Dad Strangelove: Nile Southern on Terry Southern

Once upon a time, American letters were full of subversives, satirists, and provocateurs. They made you laugh. They made you think. They changed how you saw the world. The best of them made you uncomfortable within safe spaces and made you feel safe no matter how uncomfortable things got. They helped you grow a thick skin while marveling at beauty in every form.

Terry Southern was such a writer.

Born in Texas in 1924, Southern would become a versatile essayist, novelist and screenwriter. His books, Candy (co-written with Mason Hoffenberg), Blue Movie, and The Magic Christian, are coveted by those in the know. But it’s the movies that made him a legend: Barbarella (1968), Easy Rider (1969), and the painfully funny, eternally prescient Dr. Strangelove or: How I Learned to Stop Worrying and Love the Bomb(1964).

“The humor is always humane,” Nile Southern says, quoting writer Lewis Lapham’s assessment of his father’s work. “It’s not a takedown, and it’s not cruel.”

Stationed in Boulder since the early 1990s, Nile is a writer, filmmaker, and “the perennial booster of all things my father.” That’s on full display in his 14-minute introduction for The Criterion Channel’s collection, Terry Southern: Hollywood’s Most Subversive Screenwriter.

Nile and Terry Southern, Southampton, NY 1968. Photo by Hans Namuth.

Along with Nile’s spotlight, Criterion’s program includes the above plus End of the Road (1970) and The Magic Christian (1969). Despite Southern’s different levels of involvement with each project—and the difficulties trying to retain credit and royalties after they became hits—his singular voice always sings. For Nile, that’s evident in the monologues peppering each. 

“You’ll also find [that] in my father’s novels. There will be page after page after page, and it’s one continuous utterance from a character, and it’s often done for effect,” Nile says. “[It’s] up to individual viewers to decode those.”

Decoding won’t take you long in Dr. Strangelove and The Magic Christian, because they’re so funny and absurd you’ll find yourself rewinding just to make sure you caught them the first time. They’re also astoundingly contemporary. 

So are the ones in End of the Road—a lesser-known movie Nile hopes more people discover thanks to Criterion’s spotlight—but those bite a little harder. They’re still relevant after all these years, but time has done nothing to blunt their force.

“The culture had reached an apex by the time they were shooting in 1968 when End of the Road began production,” Nile recounts. “Bobby Kennedy had just been shot, and it really influenced the tone of that film—and the kind of existential extremities portrayed in it.”

Critical of the Vietnam War and violence in general, End of the Road stars Stacy Keach and James Earl Jones at the beginning of their film careers. Each is probing the absolute boundaries of their abilities. Nile says it’s “like watching a tennis match.”

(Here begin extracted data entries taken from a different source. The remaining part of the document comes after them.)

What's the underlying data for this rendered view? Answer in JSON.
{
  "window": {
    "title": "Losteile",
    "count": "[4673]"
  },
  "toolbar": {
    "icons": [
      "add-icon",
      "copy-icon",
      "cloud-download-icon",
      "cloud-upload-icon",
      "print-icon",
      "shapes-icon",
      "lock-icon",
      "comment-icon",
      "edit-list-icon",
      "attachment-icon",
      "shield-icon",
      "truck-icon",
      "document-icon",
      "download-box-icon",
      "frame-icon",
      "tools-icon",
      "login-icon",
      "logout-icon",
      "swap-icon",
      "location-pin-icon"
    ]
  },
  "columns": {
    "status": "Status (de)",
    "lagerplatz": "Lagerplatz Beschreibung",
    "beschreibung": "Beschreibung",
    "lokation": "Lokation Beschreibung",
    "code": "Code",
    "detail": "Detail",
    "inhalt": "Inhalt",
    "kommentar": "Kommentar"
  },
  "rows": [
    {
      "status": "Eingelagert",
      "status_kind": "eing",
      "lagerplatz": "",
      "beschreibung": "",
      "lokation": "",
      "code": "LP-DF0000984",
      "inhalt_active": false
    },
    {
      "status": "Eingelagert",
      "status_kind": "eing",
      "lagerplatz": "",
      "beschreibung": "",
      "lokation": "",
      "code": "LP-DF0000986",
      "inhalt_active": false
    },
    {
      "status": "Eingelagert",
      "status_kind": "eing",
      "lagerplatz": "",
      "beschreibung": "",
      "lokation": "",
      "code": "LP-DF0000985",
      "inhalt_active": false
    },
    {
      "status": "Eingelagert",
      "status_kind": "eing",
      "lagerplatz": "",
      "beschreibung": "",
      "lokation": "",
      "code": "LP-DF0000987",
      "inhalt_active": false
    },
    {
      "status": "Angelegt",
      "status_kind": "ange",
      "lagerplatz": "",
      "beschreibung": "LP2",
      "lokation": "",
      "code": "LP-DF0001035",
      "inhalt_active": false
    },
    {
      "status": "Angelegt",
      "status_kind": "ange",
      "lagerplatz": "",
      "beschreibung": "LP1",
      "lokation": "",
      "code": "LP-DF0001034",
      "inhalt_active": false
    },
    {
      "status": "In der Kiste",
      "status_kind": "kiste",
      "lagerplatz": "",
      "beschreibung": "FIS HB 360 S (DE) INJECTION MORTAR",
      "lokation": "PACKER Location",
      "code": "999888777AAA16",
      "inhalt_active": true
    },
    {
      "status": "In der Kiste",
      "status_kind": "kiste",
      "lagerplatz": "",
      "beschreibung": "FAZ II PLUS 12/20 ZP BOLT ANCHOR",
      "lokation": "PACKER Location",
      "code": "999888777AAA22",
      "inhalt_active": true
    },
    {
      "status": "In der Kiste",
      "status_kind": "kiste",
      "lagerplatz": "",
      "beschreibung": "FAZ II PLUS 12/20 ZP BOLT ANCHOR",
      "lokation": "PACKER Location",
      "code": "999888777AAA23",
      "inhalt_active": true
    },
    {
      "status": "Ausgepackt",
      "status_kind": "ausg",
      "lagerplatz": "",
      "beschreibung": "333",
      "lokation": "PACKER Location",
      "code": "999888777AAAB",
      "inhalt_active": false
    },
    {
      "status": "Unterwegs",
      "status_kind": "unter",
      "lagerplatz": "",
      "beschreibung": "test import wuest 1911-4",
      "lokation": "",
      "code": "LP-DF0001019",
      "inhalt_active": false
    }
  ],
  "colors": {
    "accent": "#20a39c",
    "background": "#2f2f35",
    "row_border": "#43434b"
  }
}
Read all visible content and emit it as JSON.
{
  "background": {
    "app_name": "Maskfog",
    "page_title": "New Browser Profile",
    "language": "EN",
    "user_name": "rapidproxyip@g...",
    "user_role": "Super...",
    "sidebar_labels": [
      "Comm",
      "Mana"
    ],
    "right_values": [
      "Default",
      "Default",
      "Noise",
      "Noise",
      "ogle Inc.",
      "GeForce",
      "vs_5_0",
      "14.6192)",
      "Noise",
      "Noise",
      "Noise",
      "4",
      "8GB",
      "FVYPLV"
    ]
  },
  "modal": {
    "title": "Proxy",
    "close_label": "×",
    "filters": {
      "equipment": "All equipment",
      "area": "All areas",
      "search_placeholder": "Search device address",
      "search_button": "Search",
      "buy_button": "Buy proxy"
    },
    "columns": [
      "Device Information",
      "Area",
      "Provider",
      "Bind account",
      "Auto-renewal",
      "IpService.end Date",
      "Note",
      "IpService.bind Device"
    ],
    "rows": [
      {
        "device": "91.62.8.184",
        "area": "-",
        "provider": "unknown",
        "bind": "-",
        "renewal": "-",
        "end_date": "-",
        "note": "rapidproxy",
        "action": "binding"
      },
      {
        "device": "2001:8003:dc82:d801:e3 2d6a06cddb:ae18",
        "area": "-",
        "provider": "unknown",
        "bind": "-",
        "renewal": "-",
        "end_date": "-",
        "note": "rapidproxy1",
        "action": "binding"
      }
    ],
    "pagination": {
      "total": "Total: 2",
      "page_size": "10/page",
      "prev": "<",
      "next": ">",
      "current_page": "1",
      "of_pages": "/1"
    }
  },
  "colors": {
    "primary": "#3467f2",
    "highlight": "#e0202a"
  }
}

End of the Road, for Terry, was supposed to be the beginning of many films he would produce,” Nile explains. “I think he saw himself throughout the 1970s doing more films like that, that were really pushing the boundaries of what was formally—and content-wise—politically and socially acceptable. But he did not have the opportunity to make more films after that.”

Why Southern didn’t is one of the questions Nile hopes to answer with his documentary about his father, one he’s been “nursing along for decades.” In addition to interviews with Pablo Ferro, Norman Jewison, Gore Vidal, and others, Nile connects Southern’s postwar expat period, the influence of mid-century jazz, The Paris Review, and The Beatles. (Southern was immortalized on the Sgt. Pepper’s Lonely Hearts Club Band album. He’s nestled between Dylan Thomas and Dion DiMucci in the second row, fifth from the left.)

“There’s great depth in Terry’s story that covers a lot of cultural signposts,” Nile says.

Nile has been using the working title Dad Strangelove for the doc, but he’s considering changing it to Beauty in Every Form. That line comes from Southern’s script for 1965’s The Loved One and “harkens back to the French surrealists,” Nile says. It’s about “making the grotesque funny or palatable in some way. Or astonishing.”

Criterion’s spotlight runs throughout June. If luck has a say, it will forge a whole new generation of Southern fans and spur interest in Nile’s documentary. He hopes to finish it in the coming year.

The above interview first appeared in the page of Boulder Weekly Vol. 32, No. 43, “Dad Strangelove.”